The Wave of DeFi Yield Farming: What Crypto Investors Need to Know

The cryptocurrency market is full of buzzwords and trends. Crypto itself was a revolutionary, profitable idea, and new ones keep emerging within the wider industry umbrella. The most recent of these skyrocketing trends is DeFi yield farming.

DeFi, short for “decentralized finance,” applies the concept of decentralization behind cryptocurrency to financial actions like lending. It uses smart contracts to enable permissionless and trustless loaning and borrowing. The underlying platforms that make DeFi possible have led to the rise of yield farming, a way of arbitraging crypto tokens.

Yield farming, also called “liquidity farming,” helped DeFi applications grow by $12 billion this year alone. Savvy investors also stand to make considerable profits, but with a fair amount of risk. 

How DeFi Yield Farming Works

DeFi is an attractive concept in and of itself, as it lets users get a loan without giving away any personal information. The thought of an intermediary having access to this data causes 39% of customers to reconsider financial services, so this privacy is a welcome change. For a distributed lending service to work, though, the platform has to attract lenders.

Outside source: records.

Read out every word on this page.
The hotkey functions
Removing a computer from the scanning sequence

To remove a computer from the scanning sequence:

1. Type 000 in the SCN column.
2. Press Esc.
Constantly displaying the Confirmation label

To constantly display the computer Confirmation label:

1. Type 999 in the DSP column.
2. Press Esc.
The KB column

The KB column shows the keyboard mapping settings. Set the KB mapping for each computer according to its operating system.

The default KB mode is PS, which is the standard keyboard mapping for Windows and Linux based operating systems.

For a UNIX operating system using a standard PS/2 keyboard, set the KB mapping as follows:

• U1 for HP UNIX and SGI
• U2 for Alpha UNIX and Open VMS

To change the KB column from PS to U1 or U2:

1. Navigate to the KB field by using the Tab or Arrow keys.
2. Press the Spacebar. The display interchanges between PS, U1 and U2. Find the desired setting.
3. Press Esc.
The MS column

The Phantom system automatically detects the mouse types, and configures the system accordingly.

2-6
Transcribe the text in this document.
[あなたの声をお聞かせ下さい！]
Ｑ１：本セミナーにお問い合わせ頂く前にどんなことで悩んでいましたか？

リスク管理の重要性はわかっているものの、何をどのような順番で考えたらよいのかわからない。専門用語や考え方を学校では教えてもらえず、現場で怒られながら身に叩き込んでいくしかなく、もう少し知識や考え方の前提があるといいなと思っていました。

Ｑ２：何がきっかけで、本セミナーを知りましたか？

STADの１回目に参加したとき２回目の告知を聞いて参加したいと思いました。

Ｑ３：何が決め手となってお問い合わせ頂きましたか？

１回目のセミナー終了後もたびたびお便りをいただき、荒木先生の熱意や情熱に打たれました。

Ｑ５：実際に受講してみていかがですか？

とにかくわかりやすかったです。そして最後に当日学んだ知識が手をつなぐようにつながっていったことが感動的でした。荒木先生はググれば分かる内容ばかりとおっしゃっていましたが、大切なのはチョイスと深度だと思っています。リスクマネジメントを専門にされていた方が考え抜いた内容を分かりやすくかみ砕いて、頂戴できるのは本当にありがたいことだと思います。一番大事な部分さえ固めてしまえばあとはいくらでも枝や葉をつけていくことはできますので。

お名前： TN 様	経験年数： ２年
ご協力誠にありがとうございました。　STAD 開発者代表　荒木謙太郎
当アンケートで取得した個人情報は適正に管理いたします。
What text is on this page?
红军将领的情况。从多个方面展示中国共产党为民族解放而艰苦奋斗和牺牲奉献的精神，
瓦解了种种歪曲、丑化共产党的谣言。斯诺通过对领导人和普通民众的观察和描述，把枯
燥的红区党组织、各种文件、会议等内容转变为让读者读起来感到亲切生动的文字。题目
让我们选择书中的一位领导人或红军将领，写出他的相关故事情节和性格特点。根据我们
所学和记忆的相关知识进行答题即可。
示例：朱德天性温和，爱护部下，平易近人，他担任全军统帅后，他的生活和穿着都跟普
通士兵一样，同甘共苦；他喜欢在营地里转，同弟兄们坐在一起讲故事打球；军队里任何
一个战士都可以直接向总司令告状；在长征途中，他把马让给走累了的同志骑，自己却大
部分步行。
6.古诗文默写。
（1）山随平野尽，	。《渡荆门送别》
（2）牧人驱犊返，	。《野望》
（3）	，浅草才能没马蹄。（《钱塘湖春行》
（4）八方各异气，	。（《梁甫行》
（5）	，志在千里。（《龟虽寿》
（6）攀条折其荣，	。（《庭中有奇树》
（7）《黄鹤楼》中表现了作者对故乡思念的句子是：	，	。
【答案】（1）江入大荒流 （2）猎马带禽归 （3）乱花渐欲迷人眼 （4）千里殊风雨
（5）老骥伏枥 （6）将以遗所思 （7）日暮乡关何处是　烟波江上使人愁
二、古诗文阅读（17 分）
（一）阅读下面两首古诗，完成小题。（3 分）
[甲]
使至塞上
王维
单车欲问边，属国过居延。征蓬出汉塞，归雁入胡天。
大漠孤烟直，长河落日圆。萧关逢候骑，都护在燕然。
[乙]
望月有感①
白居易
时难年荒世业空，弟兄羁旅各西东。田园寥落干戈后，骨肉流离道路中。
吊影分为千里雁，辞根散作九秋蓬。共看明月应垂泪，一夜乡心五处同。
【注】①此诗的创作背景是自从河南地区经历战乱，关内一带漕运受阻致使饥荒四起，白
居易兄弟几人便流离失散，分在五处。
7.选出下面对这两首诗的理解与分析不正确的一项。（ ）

DeFi platforms pay out their usage fees to liquidity providers (LPs) as a reward for putting crypto into their pools. Some, like Compound, go a step further and offer LPs new tokens on top of these fees. Yield farming happens when LPs take those tokens and deposit them into other pools, getting more rewards.

Most DeFi applications use stablecoins, which all have different ways of measuring the U.S. dollar value. Yield farmers can benefit from this, profiting off the exchange rate differences by moving their funds around various liquidity pools. 

Some LPs even borrow from the pool they lend to, then lend that crypto again, maximizing their rewards. While it may seem like cheating the system, DeFi platforms encourage yield farming since it makes their services more in-demand.

Limits and Risks

Different DeFi platforms have varying protocols guiding what LPs can and can’t do. Many require some kind of collateral for financial actions, most often a small crypto fee. On some, all users need to qualify as an LP is to have an Ethereum wallet.

Most DeFi activity right now is happening on the Ethereum blockchain, so they use ERC-20 tokens. This could change as DeFi becomes more popular, but for now, the most profitable yield farming utilizes Ethereum. Blockchain-agnostic applications may appear in the future, but there aren’t any major platforms with this feature as of now.

DeFi yield farming sounds like an excellent opportunity to make profits, but it’s risky. First of all, maximizing yields requires a deep understanding of the highly complex algorithms that determine exchange rates and rewards. Users that don’t understand these systems are more likely to lose money than make it through yield farming.

Like many kinds of investments, users won’t likely see high returns unless they have high initial investments. Crypto whales who have coins to spare are far more likely to profit from yield farming. Without a substantial first investment, returns will be slow and possibly minimal.

Since almost all DeFi activity runs on Ethereum, there are also reliability issues. Increased activity leads to a higher chance of mistakes in these transactions.

Is Yield Farming Sustainable?


Some crypto investors are worried about DeFi yield farming’s meteoric growth. Memories of the 2017 cryptocurrency crash reemerge as more people flock to yield farming. A DeFi bubble could be forming, making this an unsustainable and dangerous practice.


Compared to 2017, today’s cryptocurrency market is much larger and more diverse. This size and diversity will lessen the impact of sudden changes in supply and demand. Many of the creators of leading DeFi applications come from the world of traditional finance, offering assurance to some.

As improvements come to the Ethereum blockchain, DeFi’s risk will go down. Similarly, features like blockchain-agnostic services will help lessen the risk of a crash. So while yield farming is risky, it won’t likely see a similar disaster as crypto did in 2017.

All Crypto Is Volatile

The cryptocurrency market as a whole is volatile, and DeFi is no exception. Like crypto in its early days, making significant profits off yield farming seems straightforward but is unlikely. Only users with crypto to spare and in-depth knowledge of the underlying algorithms will see substantial yields.

That said, yield farming isn’t necessarily a disaster waiting to happen. If investors have patience and remember not to invest more than they could afford to lose, it could lead to positive results. Yield farming won’t revolutionize crypto, but it’s not a death sentence, either.